I don’t know just when it was, but let’s say it was half a dozen years ago. I’m on an email list for trumpet players and someone had sent a message suggesting we check out the Mnozil Brass. Strange name, I thought, but I found some clips on YouTube and have been entranced ever since.
They’re a brass septet from Austria, six trumpets, six trombones, and a tuba. Their repertoire is all over the place and their genius is unmistakable. They are superb musicians, but also arch conceptualists, skilled comedic performers, and questionable dancers. They put on a hell-of-a-show.
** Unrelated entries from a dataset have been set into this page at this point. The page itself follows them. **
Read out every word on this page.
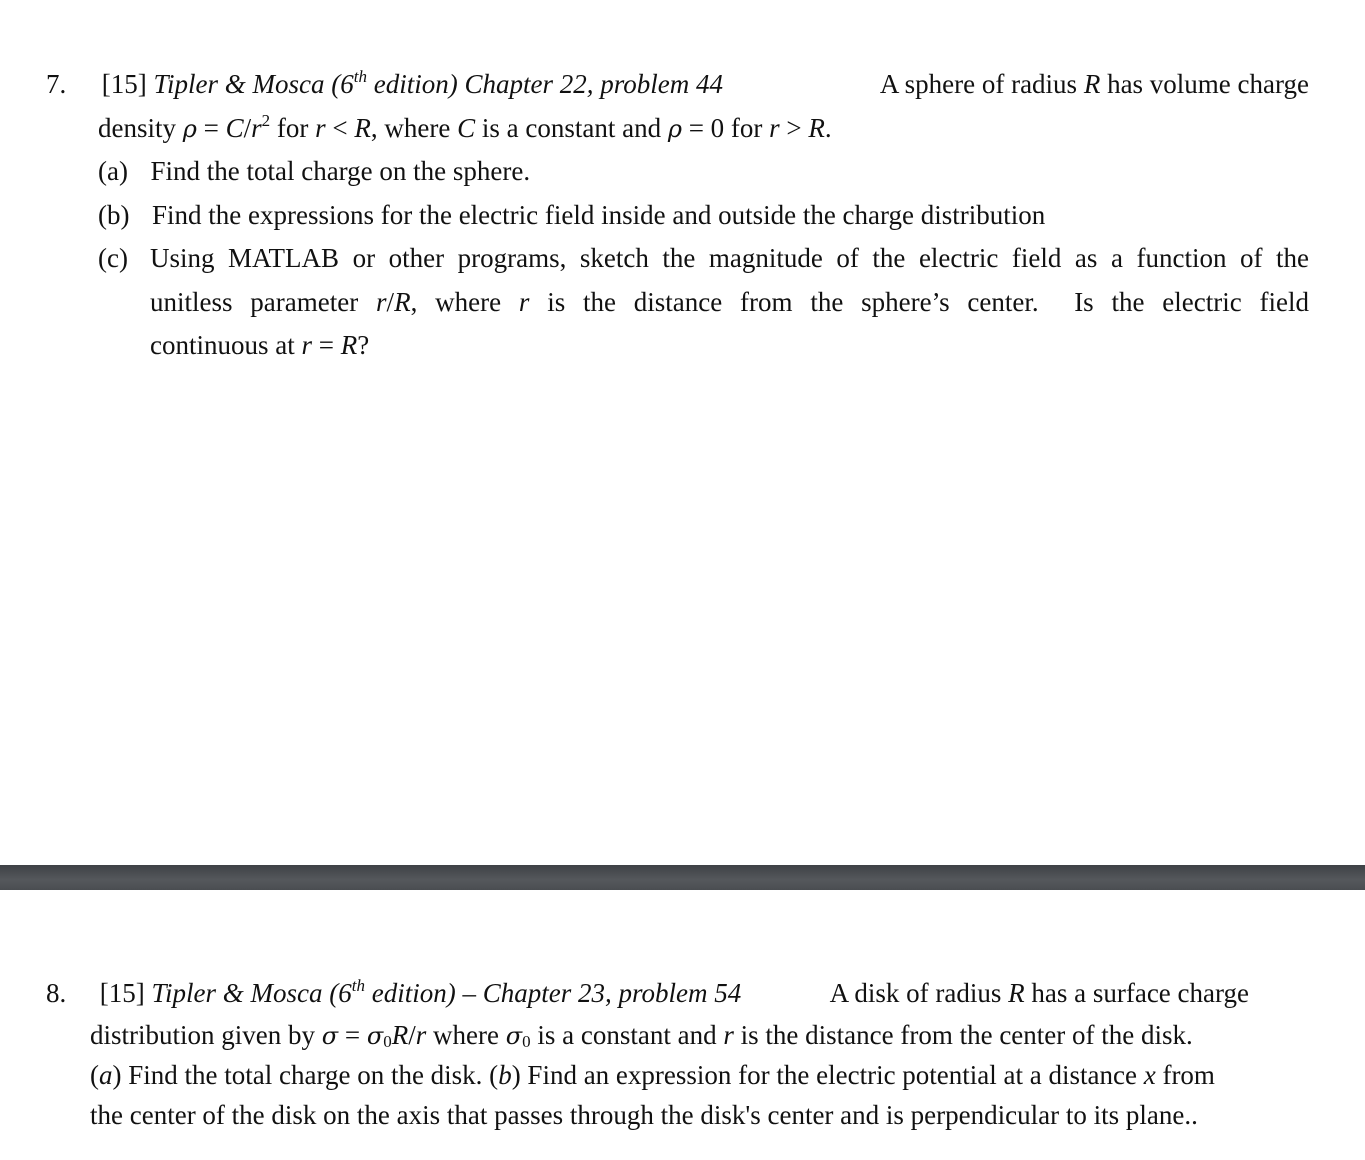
7. [15] Tipler & Mosca (6th edition) Chapter 22, problem 44	A sphere of radius R has volume charge
density $\rho = C/r^2$ for r < R, where C is a constant and ρ = 0 for r > R.
(a) Find the total charge on the sphere.
(b) Find the expressions for the electric field inside and outside the charge distribution
(c) Using MATLAB or other programs, sketch the magnitude of the electric field as a function of the
unitless parameter r/R, where r is the distance from the sphere’s center.  Is the electric field
continuous at r = R?
8. [15] Tipler & Mosca (6th edition) – Chapter 23, problem 54	A disk of radius R has a surface charge
distribution given by $\sigma = \sigma_0R/r$ where $\sigma_0$ is a constant and r is the distance from the center of the disk.
(a) Find the total charge on the disk. (b) Find an expression for the electric potential at a distance x from
the center of the disk on the axis that passes through the disk's center and is perpendicular to its plane..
And I do mean “put-on”, as much of what they do is deeply serious in a way that only inspired buffoonery can be.
Here’s a performance that was posted to YouTube in April of 2012. It’s just shy of four minutes long and goes through distinct phases. It’s called “Moldavia”, presumably after the old principality in Eastern Europe.
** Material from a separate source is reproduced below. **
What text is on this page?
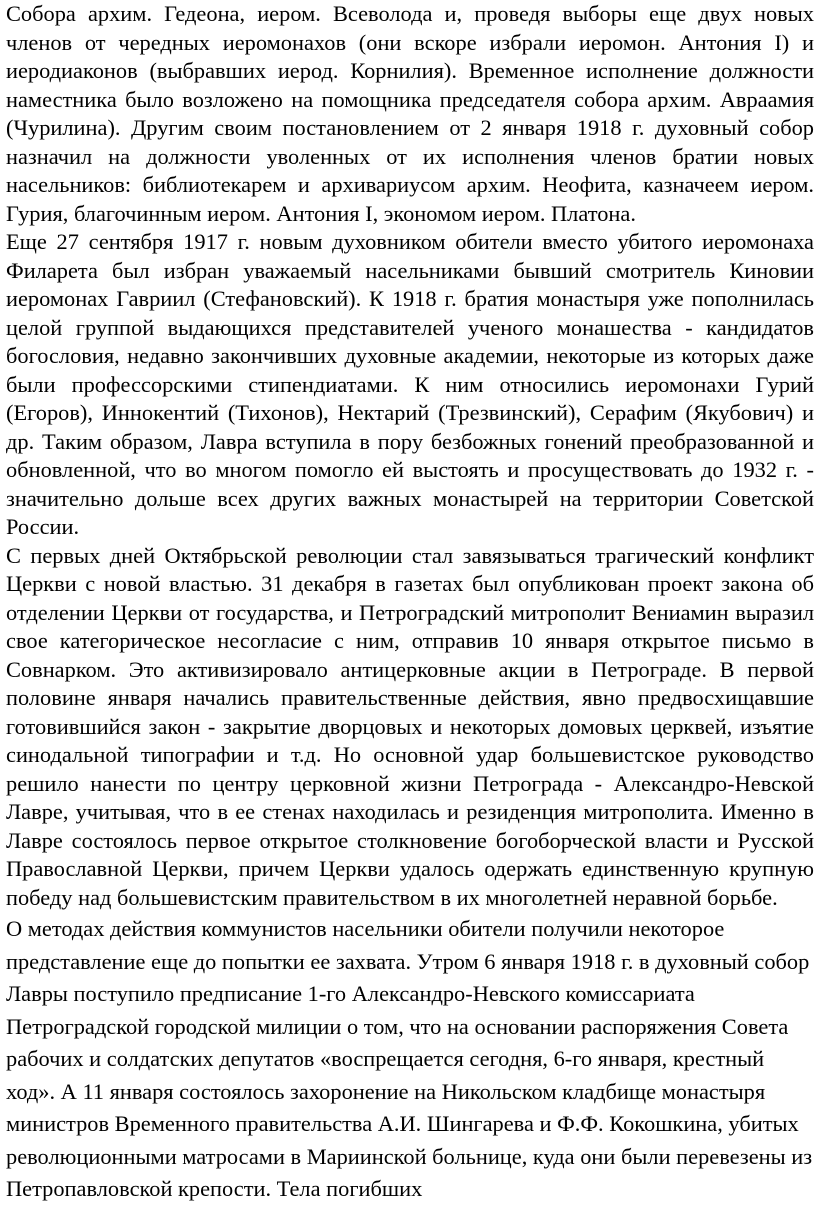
Собора архим. Гедеона, иером. Всеволода и, проведя выборы еще двух новых членов от чередных иеромонахов (они вскоре избрали иеромон. Антония I) и иеродиаконов (выбравших иерод. Корнилия). Временное исполнение должности наместника было возложено на помощника председателя собора архим. Авраамия (Чурилина). Другим своим постановлением от 2 января 1918 г. духовный собор назначил на должности уволенных от их исполнения членов братии новых насельников: библиотекарем и архивариусом архим. Неофита, казначеем иером. Гурия, благочинным иером. Антония I, экономом иером. Платона.

Еще 27 сентября 1917 г. новым духовником обители вместо убитого иеромонаха Филарета был избран уважаемый насельниками бывший смотритель Киновии иеромонах Гавриил (Стефановский). К 1918 г. братия монастыря уже пополнилась целой группой выдающихся представителей ученого монашества - кандидатов богословия, недавно закончивших духовные академии, некоторые из которых даже были профессорскими стипендиатами. К ним относились иеромонахи Гурий (Егоров), Иннокентий (Тихонов), Нектарий (Трезвинский), Серафим (Якубович) и др. Таким образом, Лавра вступила в пору безбожных гонений преобразованной и обновленной, что во многом помогло ей выстоять и просуществовать до 1932 г. - значительно дольше всех других важных монастырей на территории Советской России.

С первых дней Октябрьской революции стал завязываться трагический конфликт Церкви с новой властью. 31 декабря в газетах был опубликован проект закона об отделении Церкви от государства, и Петроградский митрополит Вениамин выразил свое категорическое несогласие с ним, отправив 10 января открытое письмо в Совнарком. Это активизировало антицерковные акции в Петрограде. В первой половине января начались правительственные действия, явно предвосхищавшие готовившийся закон - закрытие дворцовых и некоторых домовых церквей, изъятие синодальной типографии и т.д. Но основной удар большевистское руководство решило нанести по центру церковной жизни Петрограда - Александро-Невской Лавре, учитывая, что в ее стенах находилась и резиденция митрополита. Именно в Лавре состоялось первое открытое столкновение богоборческой власти и Русской Православной Церкви, причем Церкви удалось одержать единственную крупную победу над большевистским правительством в их многолетней неравной борьбе.

О методах действия коммунистов насельники обители получили некоторое представление еще до попытки ее захвата. Утром 6 января 1918 г. в духовный собор Лавры поступило предписание 1-го Александро-Невского комиссариата Петроградской городской милиции о том, что на основании распоряжения Совета рабочих и солдатских депутатов «воспрещается сегодня, 6-го января, крестный ход». А 11 января состоялось захоронение на Никольском кладбище монастыря министров Временного правительства А.И. Шингарева и Ф.Ф. Кокошкина, убитых революционными матросами в Мариинской больнице, куда они были перевезены из Петропавловской крепости. Тела погибших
Watch the clip. Tell me what you hear, but also what you see. Both are important. It’s their interaction that is characteristic of Mnozil.
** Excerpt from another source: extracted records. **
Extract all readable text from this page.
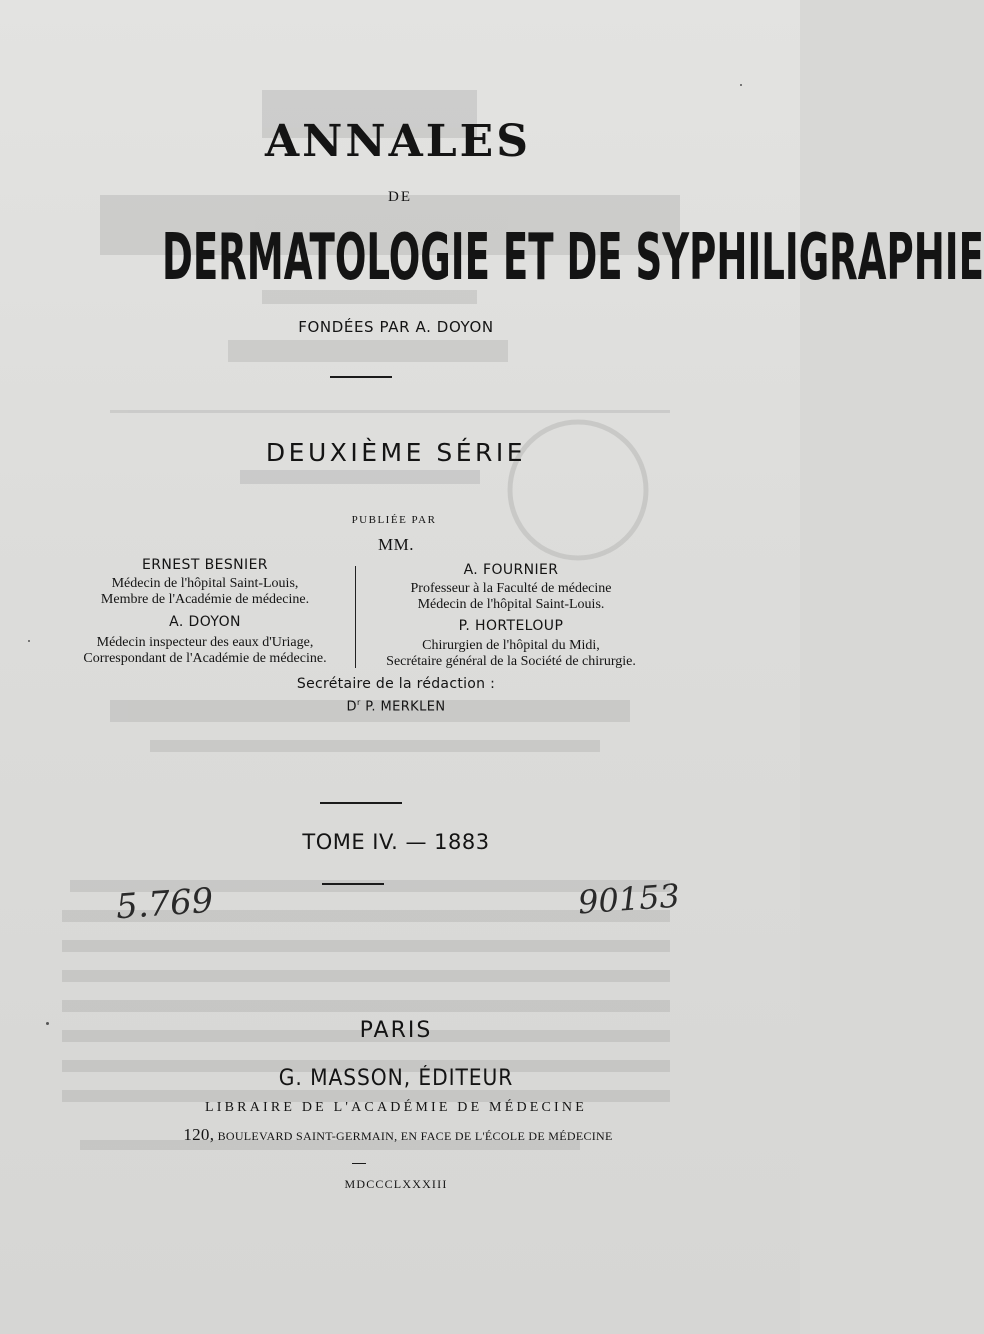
ANNALES
DE
DERMATOLOGIE ET DE SYPHILIGRAPHIE
FONDÉES PAR A. DOYON
DEUXIÈME SÉRIE
PUBLIÉE PAR
MM.
ERNEST BESNIER
Médecin de l'hôpital Saint-Louis,
Membre de l'Académie de médecine.
A. DOYON
Médecin inspecteur des eaux d'Uriage,
Correspondant de l'Académie de médecine.
A. FOURNIER
Professeur à la Faculté de médecine
Médecin de l'hôpital Saint-Louis.
P. HORTELOUP
Chirurgien de l'hôpital du Midi,
Secrétaire général de la Société de chirurgie.
Secrétaire de la rédaction :
$D^r$ P. MERKLEN
TOME IV. — 1883
5.769	90153
PARIS
G. MASSON, ÉDITEUR
LIBRAIRE DE L'ACADÉMIE DE MÉDECINE
120, BOULEVARD SAINT-GERMAIN, EN FACE DE L'ÉCOLE DE MÉDECINE
MDCCCLXXXIII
What I hear, of course, is brass playing, a lyrical trombone, ferocious trumpets, a tuba holding down the bottom. And then there’s the singing toward the end. What are they doing while singing? They’re not standing still like choir boys. They’re moving and gesticulating madly. Dominance it looks like to me, (male) dominance. You may have heard that in the music, though perhaps not identifying it as such; but now you can see it. They’re showing you what’s driving the music.
But that’s not how it starts. It starts with a rubato trombone solo. There’s a shot of the tuba player slouched in his seat reading some magazine; it’s black with a large white Playboy bunny logo on it. The implication is that he’s looking at pictures of naked women.
And so it goes. There’s lots of business going on. I could, but won’t, comment on it endlessly.